Поток

Андрей Прокат
Весь мир утоп в вязкой пустоте. Тихо. Но только в отличии от могильной тишины, с запахом сгнивших и расклёванных пасхальных яиц, и трелью соловья где-то на ветки тополя, я не чувствую спокойствия, меня одолевает тревога. Я иду со знакомой по Ваганьковскому кладбищу. Искрится позолота ограды в лучах заходящего солнца. Могила дочери Шилова. Ворона боязливо расклёвывает раздавленную «муравьём» тушку голубя. Девушка в чёрной юбке и на высоких каблуках возвращается после кладбищенской прогулки. Складка жира на животе. В этом мире уже больше нет ничего, кроме меня, и густой тревоги. Я говорю о переселении душ, о вере. Но это меня не заботит. Я боюсь остаться наедине, с пустым ноющим страхом, который я пытаюсь утопить в потоке фантазий.
*
На лавочке сидит хиповго вида студентка и араб.
- Ну и погодка сегодня, - говорит девка.
- Да, вообще обещали заморозки, - я сижу в рубашке с короткими рукавами, - прикуриваю белую сигарету LM.
- Да, пора валить из страны! – говорит студентка, араб улыбается.
- За несколько дней, - слышу такое не первый раз. Куда в Индию, на даун-шивтинг, или в Швейцарию, работать в Макдоналдс?
- Пора. От нашего правительства ещё не того дождёшься…
В этот момент я вижу, как парень сыт возле сетки футбольного поля, что-то говорит в своё оправдание. Покачиваясь, он идёт к лавочке, где сижу я.
- О, привет… а кажется, ты не тот с кем я разговаривал, но всё равно, - я перекладываю рюкзак и он садится рядом.

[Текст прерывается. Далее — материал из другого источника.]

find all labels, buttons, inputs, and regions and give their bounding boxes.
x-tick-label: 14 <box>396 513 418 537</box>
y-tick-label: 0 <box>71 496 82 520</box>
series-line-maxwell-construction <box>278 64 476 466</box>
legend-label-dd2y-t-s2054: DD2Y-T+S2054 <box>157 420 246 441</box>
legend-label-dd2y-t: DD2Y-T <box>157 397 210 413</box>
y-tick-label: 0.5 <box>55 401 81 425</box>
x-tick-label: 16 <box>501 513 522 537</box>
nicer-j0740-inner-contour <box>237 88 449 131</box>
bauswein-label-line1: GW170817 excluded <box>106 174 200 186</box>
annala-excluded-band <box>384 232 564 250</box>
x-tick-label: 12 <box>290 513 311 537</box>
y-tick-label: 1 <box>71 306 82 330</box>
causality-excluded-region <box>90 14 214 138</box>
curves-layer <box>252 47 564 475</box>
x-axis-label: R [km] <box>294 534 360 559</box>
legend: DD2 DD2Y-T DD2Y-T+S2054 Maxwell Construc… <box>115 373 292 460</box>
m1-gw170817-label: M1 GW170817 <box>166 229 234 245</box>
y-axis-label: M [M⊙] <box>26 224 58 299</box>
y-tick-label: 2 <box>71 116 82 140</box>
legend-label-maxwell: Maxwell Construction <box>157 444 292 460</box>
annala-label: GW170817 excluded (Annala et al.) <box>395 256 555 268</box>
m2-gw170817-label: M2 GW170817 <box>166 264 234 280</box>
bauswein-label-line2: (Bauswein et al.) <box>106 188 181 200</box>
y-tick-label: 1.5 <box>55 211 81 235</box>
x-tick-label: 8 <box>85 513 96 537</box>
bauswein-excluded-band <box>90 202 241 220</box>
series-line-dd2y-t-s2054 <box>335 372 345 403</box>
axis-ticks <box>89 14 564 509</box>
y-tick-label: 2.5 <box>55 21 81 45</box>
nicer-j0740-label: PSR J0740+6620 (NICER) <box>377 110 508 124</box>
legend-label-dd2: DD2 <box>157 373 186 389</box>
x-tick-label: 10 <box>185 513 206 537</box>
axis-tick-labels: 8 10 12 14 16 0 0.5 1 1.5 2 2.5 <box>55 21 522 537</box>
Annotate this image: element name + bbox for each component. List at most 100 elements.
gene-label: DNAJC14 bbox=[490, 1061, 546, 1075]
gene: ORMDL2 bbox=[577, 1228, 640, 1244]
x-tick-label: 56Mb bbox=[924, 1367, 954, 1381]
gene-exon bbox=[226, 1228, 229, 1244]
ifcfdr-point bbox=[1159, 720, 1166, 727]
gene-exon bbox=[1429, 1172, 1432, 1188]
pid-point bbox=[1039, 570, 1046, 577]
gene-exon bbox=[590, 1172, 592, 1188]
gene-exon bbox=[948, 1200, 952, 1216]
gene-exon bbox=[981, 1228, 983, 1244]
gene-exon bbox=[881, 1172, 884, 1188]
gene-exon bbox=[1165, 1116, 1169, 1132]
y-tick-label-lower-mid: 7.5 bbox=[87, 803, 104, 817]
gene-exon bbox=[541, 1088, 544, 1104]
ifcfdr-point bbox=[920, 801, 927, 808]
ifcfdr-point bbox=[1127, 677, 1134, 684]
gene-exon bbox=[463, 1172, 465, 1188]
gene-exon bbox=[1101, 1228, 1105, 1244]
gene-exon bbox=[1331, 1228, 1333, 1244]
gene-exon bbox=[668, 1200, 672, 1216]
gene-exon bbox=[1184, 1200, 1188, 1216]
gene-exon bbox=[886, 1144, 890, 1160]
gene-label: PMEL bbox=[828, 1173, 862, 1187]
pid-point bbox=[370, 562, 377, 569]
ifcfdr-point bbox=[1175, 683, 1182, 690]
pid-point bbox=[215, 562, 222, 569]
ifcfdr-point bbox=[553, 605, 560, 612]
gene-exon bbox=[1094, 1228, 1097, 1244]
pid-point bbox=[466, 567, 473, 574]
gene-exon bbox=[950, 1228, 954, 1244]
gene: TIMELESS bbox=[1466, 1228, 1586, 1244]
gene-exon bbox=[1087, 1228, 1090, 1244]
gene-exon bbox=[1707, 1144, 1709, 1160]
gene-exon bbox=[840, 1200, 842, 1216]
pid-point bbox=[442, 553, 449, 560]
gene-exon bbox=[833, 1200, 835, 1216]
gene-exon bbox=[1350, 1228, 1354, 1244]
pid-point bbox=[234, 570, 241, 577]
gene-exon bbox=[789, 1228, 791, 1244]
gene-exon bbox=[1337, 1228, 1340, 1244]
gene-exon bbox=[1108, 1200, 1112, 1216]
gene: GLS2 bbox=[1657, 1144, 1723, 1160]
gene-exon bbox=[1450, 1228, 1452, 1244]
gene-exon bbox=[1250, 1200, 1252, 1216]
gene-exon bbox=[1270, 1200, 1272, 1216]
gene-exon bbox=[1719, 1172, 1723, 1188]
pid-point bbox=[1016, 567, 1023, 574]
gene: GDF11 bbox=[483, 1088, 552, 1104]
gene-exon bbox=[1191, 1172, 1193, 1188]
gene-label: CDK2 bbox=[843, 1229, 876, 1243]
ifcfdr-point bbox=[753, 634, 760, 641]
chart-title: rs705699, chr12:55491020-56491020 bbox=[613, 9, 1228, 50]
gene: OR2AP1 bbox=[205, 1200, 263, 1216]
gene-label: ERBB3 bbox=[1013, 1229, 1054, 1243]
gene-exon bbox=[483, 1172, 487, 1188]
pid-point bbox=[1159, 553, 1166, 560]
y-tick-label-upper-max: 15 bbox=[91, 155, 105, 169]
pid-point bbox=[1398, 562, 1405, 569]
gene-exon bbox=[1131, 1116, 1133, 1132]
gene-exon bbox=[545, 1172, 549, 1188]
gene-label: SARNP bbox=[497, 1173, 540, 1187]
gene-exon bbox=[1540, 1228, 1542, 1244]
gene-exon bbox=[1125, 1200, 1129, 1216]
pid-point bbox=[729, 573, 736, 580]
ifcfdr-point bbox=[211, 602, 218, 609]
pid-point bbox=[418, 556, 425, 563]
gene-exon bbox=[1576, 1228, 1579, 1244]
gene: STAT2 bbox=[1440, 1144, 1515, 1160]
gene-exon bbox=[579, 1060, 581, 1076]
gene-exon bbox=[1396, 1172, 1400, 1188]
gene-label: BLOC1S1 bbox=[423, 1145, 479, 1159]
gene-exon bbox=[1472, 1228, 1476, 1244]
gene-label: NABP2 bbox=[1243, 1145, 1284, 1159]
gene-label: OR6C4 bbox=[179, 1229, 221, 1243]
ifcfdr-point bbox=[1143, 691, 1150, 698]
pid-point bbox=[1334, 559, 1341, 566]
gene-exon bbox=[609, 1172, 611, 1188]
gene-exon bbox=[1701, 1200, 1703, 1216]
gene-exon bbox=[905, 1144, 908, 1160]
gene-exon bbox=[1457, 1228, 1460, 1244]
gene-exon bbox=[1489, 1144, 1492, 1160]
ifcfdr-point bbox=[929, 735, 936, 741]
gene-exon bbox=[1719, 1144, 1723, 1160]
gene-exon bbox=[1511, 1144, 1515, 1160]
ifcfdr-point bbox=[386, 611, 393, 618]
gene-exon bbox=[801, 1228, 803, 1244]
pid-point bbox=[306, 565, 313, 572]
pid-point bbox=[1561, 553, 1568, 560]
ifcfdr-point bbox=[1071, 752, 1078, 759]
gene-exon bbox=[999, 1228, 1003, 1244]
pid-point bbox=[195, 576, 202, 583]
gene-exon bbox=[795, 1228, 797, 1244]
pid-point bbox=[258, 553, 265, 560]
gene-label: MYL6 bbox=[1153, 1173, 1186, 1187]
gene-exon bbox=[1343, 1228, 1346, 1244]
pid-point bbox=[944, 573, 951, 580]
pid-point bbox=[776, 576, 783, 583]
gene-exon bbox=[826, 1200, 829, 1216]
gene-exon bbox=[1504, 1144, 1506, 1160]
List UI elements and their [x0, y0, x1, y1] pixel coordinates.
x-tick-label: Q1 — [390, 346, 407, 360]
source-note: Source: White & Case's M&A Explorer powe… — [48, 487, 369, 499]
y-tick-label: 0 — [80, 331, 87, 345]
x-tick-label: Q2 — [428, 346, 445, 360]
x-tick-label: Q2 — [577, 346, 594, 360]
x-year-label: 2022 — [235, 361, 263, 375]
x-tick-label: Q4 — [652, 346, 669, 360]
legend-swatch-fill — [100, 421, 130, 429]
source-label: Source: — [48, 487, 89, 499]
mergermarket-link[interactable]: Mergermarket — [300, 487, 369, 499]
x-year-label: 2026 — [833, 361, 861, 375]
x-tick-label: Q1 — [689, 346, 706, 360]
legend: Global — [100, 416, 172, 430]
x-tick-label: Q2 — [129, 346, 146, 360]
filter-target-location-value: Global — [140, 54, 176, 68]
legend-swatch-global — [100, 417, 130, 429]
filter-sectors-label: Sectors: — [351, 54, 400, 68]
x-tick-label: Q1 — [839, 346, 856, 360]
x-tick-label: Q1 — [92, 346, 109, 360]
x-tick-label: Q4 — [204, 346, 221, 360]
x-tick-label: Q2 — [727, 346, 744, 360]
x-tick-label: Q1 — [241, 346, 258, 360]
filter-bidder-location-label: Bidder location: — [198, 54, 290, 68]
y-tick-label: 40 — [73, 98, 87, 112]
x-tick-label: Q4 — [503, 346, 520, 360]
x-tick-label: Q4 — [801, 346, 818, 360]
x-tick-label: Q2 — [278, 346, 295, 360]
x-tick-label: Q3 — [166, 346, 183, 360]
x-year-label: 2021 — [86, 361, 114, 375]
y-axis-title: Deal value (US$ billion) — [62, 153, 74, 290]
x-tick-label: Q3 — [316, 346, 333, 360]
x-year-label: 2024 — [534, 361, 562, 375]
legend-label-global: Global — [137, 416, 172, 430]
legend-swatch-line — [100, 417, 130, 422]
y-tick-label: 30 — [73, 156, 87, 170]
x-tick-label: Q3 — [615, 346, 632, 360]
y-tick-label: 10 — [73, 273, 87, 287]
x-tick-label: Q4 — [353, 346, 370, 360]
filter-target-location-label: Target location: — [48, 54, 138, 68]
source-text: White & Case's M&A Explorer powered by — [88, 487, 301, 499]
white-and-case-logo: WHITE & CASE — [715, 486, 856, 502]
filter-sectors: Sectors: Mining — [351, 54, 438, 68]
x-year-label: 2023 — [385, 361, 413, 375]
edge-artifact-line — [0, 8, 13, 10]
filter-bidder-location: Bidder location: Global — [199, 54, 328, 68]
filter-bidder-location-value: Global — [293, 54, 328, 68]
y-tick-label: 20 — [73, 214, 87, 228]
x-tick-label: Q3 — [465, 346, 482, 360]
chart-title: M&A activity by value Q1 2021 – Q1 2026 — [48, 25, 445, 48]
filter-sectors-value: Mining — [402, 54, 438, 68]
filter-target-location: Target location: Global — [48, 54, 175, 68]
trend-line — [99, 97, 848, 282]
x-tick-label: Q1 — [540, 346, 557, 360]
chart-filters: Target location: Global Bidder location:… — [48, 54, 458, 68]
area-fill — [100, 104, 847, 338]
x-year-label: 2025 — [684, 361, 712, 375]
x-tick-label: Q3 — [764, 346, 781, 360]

- Садись, - студентка и араб уходят, подваливает парень в кожаке, у него длинные немытые волосы, кривые ногти, лицо в мелких прыщах.
- А вообще Баян Ширянов говно написал, - говорит он. Пьяный парень рядом со мной пьёт вино из картонной упаковки. Подваливает ещё один тип, на нём рубашка, которая явно велика по размеру, на ней пятна вина, рукава подвёрнуты. Он говорит, что пришёл за женой и просит угостить его, кивая на пакет.
Все трое в похмельном отходнике и слегка пьяны.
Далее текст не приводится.